The CDC wants us to go back to wearing masks indoors, even if you’ve been vaccinated. This is where I get off.
If you’ll forgive a little testifying, I’ve tried hard to be reasonable throughout the pandemic. I’ve bent over backward to give public officials the benefit of the doubt until proven otherwise. This pandemic was a once-in-a-century calamity, and there was neither the living memory nor a readily available political playbook for how to handle it.
I didn’t lose my temper when health officials admitted they lied about the need for masks in order to protect the supply for health-care workers. Though I did lose my temper when some public health experts said that mass gatherings needed to be banned — unless you were protesting for racial justice.
But I held off condemning New York Gov. Andrew Cuomo’s grave errors too harshly — chief among them, disastrously sending COVID-19 patients back to nursing homes — until it was revealed he lied about what he knew to protect his book sales and political ambitions.
I took the middle position on masks, criticizing extremists on both sides who tried to paint them as tyrannical impositions or symbols of moral superiority.
However, I was always pro-vaccine, which is why, despite my negative views of the Trump presidency, I always gave him ample credit for Operation Warp Speed, which brought miraculous vaccines online in record time.
So, with my self-indulgent celebration of my own reasonableness out of the way, I’m here to say that I’m done.
In a world without a vaccine, mask-wearing made sense. Even some of the lockdowns were justifiable for a while, not because the data supported all of them, but because there wasn’t any data available yet, and policymakers have an obligation to err on the side of saving lives.
Up to a point.
Yes, if you’ve been vaccinated, you can still die from COVID-19, but the odds are infinitesimally small. As my American Enterprise Institute colleague Marc Thiessen recently demonstrated in the Washington Post, if you’ve been vaccinated, you’re more likely to die from a lightning strike than from the virus.
But the CDC isn’t recommending mask-wearing to protect the vaccinated. It claims, without providing supporting data, that the vaccinated need to wear masks to protect the unvaccinated from the new delta variant.
Let’s assume the CDC actually has the data to support its policy. There are three primary arguments to require the vaccinated to mask up.

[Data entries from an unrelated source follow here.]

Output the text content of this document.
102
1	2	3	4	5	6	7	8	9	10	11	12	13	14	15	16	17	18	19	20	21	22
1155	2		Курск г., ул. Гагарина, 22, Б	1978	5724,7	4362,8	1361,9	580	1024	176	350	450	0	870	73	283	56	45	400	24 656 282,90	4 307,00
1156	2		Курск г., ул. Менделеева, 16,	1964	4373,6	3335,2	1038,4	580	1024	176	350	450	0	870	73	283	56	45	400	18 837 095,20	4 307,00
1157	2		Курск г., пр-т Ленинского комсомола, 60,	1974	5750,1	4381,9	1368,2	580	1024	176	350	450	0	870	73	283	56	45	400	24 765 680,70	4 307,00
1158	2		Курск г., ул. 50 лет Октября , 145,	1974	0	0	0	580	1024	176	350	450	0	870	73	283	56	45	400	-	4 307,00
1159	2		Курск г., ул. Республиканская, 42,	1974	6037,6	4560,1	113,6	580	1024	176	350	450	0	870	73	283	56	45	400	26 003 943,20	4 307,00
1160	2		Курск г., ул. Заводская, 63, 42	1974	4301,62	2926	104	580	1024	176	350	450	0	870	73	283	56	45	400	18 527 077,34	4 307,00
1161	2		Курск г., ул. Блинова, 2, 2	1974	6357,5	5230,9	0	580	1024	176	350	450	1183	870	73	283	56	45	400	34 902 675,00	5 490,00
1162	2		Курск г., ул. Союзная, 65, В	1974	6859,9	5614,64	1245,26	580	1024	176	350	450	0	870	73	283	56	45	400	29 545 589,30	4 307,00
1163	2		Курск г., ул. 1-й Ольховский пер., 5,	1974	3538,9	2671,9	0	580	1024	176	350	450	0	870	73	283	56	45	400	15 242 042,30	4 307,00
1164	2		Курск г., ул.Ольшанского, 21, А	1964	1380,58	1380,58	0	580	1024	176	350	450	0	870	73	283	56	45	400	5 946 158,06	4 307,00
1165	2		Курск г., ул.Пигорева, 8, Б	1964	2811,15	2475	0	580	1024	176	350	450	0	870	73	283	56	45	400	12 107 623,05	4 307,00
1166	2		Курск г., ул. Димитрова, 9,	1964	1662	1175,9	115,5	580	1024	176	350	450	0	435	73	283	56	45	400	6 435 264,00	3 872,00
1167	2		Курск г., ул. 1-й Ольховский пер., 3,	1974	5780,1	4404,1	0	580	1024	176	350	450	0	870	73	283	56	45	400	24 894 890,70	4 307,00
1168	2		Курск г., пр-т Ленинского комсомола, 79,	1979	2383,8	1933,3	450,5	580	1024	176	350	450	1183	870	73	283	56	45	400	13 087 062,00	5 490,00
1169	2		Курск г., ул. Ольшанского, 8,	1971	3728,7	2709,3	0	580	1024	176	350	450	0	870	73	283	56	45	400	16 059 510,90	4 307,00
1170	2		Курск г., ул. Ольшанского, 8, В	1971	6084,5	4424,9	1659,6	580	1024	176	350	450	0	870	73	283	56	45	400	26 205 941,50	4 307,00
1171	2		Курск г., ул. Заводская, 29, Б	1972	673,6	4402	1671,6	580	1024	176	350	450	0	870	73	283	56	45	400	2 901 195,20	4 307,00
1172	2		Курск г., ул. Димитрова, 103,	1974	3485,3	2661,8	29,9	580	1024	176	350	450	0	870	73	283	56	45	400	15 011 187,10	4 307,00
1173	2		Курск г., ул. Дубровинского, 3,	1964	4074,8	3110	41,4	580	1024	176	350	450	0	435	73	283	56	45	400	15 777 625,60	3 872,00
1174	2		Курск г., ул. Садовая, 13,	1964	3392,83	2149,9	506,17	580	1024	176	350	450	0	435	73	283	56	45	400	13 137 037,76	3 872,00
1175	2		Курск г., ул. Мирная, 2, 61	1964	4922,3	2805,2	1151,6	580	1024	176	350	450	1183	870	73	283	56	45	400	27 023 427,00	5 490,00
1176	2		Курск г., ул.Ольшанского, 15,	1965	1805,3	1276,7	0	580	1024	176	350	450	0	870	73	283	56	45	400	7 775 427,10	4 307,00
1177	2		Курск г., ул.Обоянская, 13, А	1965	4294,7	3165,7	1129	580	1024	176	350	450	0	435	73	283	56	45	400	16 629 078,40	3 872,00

First, we need to protect unvaccinated adults, who account for nearly all COVID-19 deaths and hospitalizations. There would be a good case for this if vaccines weren’t readily available. But they are. At this point, if you choose not to get vaccinated (without a medical excuse), I think that’s profoundly foolish, but that’s your choice.

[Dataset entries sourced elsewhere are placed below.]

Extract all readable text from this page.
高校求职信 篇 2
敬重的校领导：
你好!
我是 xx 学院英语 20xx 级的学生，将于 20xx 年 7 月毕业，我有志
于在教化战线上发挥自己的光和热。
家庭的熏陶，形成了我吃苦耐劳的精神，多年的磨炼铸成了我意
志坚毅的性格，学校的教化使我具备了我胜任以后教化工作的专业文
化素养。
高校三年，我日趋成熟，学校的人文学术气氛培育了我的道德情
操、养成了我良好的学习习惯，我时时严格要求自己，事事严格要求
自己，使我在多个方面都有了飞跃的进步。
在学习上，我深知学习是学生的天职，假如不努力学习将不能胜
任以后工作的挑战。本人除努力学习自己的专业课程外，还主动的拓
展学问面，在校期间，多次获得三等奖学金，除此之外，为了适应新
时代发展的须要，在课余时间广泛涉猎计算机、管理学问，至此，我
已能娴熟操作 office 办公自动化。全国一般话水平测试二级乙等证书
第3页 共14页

Second, there’s the matter of children under 12 who still can’t get the vaccine. My heart aches for any child who dies from COVID-19 — or anything else. Fortunately, the death rate for children is statistically miniscule.
According to the CDC, of the more than 600,000 deaths from COVID-19, only 335 have been kids under 18 (and it’s unclear how many of them had significant additional health issues). According to the CDC, roughly twice as many kids die in car accidents every year. We don’t ban kids from cars.
The third argument, usually only hinted at, is that we need to keep COVID-19 from mutating into an even more dangerous variant that can defeat vaccines. This is a real concern. But masking and even lockdowns won’t prevent that.
As best we can tell, the delta variant came from India. We could require Americans to wear masks and even get vaccinated, but that wouldn’t stop the virus from mutating somewhere else. And unless we want to ban global travel indefinitely, or until we vaccinate much of the planet (which we should do), we have to live with that possibility.
Meanwhile, there are real costs to backsliding back into masking and, heaven forbid, school closures, lockdowns, etc. — which some people are already agitating for. This stuff is terrible for kids, infuriating for adults, and (rational or not) profoundly disruptive of social peace and trust.
The chief incentive for getting vaccinated — after protecting yourself and your loved ones — is the promise of getting back to normal.
Public health officials, who often do a terrible job of concealing how much they love driving public policy, are taking us in the wrong direction. We shouldn’t blithely follow them.